The lake duck grows to 36–46 cm. Females weigh 510–700 g and males 600–850 g. Males can be distinguished from Andean duck (Oxyura ferruginea), a similar species, by being smaller and having a flatter head.

Female ducks have a corkscrew vagina.

=== Penis ===
The lake duck holds the Guinness World Record for having the largest avian reproductive organ, from a specimen in Córdoba, Argentina that had a penis measuring 42.5 cm. It also has the longest penis of any vertebrate in relation to body length. The penis, which is typically coiled up in flaccid state, can reach about the same length as the animal itself when fully erect, but more commonly is about half the bird's length. It has a soft tip and spiny base. It is theorized that the size of their spiny penises with bristled tips may have evolved in response to competitive pressure in these highly promiscuous birds, removing sperm from previous matings in the manner of a bottle brush.

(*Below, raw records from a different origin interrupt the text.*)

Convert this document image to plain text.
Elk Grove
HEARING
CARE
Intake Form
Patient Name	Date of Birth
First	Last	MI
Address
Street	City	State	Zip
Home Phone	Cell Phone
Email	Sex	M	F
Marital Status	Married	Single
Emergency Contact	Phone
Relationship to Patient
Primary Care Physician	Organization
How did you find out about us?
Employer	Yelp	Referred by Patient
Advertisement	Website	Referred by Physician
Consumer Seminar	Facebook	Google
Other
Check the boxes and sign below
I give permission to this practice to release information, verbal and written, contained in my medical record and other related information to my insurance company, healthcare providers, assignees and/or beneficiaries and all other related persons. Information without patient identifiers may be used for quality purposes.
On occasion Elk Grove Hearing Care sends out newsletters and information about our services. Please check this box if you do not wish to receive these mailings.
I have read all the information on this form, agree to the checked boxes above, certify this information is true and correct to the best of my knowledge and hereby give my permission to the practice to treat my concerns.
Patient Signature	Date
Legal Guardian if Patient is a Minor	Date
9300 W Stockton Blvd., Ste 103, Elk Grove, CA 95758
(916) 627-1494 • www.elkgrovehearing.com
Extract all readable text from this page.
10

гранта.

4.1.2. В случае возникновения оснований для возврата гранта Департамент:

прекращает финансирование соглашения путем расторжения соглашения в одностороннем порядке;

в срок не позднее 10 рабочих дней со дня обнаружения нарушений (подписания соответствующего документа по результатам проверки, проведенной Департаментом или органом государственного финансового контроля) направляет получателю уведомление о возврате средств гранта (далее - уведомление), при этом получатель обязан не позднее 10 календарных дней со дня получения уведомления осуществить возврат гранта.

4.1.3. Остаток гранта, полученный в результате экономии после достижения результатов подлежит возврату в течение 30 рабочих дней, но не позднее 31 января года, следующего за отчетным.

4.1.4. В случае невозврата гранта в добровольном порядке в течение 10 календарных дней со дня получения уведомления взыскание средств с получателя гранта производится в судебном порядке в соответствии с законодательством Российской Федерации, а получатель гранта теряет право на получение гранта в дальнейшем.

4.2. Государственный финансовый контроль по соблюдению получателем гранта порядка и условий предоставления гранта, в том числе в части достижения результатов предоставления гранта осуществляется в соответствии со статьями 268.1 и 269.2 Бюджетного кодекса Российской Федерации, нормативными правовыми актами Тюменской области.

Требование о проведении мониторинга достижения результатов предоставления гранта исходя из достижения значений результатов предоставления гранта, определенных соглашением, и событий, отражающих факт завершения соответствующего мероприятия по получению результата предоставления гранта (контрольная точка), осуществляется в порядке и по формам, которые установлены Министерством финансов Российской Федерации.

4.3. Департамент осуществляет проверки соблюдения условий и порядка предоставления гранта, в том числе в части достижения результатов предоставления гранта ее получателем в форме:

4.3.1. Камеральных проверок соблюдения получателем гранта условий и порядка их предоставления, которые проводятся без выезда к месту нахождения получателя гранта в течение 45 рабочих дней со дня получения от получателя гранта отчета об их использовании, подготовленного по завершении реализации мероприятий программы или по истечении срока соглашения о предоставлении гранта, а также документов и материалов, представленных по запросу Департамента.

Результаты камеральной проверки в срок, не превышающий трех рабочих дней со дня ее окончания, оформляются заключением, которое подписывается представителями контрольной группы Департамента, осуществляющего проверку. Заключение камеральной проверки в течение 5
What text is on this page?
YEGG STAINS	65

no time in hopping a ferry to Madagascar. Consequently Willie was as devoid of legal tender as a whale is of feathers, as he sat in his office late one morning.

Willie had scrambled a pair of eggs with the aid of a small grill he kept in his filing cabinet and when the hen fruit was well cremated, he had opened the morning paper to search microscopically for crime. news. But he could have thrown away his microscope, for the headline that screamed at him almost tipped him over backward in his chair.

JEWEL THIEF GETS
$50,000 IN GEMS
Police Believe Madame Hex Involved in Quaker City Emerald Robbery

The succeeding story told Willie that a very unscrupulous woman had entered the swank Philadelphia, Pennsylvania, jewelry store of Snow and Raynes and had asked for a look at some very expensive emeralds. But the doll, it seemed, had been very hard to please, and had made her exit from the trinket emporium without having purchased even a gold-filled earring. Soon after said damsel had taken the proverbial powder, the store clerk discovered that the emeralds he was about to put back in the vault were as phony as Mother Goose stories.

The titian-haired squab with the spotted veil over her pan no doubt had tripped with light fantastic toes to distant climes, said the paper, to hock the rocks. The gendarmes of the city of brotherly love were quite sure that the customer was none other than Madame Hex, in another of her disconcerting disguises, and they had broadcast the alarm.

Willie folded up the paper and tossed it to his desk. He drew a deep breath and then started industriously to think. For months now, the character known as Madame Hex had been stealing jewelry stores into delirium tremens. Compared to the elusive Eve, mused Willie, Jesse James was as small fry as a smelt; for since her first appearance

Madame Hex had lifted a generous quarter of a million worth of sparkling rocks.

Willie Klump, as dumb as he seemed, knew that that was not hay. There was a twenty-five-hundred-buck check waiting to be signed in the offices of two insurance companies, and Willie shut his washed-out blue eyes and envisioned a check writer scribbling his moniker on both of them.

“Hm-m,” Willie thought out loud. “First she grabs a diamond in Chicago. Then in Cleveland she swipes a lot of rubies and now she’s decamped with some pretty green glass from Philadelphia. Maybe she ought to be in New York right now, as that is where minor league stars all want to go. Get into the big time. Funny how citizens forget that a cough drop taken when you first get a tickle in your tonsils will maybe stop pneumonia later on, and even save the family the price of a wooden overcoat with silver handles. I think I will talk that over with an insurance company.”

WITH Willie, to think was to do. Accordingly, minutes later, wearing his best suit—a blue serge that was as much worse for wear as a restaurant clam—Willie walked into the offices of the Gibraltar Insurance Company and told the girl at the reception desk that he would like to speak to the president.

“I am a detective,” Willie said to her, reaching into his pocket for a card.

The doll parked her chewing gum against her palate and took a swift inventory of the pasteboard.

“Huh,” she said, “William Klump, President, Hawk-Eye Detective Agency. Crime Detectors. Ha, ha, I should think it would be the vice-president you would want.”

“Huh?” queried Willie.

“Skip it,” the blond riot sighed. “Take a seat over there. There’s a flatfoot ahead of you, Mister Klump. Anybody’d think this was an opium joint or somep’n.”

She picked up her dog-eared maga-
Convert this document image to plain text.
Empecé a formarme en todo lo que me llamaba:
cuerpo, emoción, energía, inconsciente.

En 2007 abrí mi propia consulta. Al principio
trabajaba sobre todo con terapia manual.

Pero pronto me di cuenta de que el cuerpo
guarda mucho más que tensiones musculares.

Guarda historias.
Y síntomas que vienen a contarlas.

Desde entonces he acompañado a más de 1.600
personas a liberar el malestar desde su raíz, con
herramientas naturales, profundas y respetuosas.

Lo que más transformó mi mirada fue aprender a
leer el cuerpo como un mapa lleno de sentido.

Although most male birds have no penis, ducks have a long corkscrew penis, and the females have a long corkscrew vagina, which spirals in the opposite direction. The males often try to force copulation, but the complex mating geometry allows the females to retain control—most forced copulations do not result in successful fertilization.

== Behavior ==
Little is known about the lake duck's diet, but it is believed to consist of small invertebrates, seeds, and plant remains. The breeding season varies between countries, occurring from October to January in Argentina. Males produce popping noises and "mechanical rustling noises" for display.

== Distribution ==
The lake duck is a partially migratory species. It lives in bodies of freshwater with large amounts of vegetation, such as wetlands and lakes. It is very widespread, naturally occurring in Argentina, Brazil, Chile, Paraguay, and Uruguay, and having been introduced to the Falkland Islands. It has a stable population of 6,700–67,000, with no major threats. As of 2016, it is listed as a species of least concern on the IUCN Red List.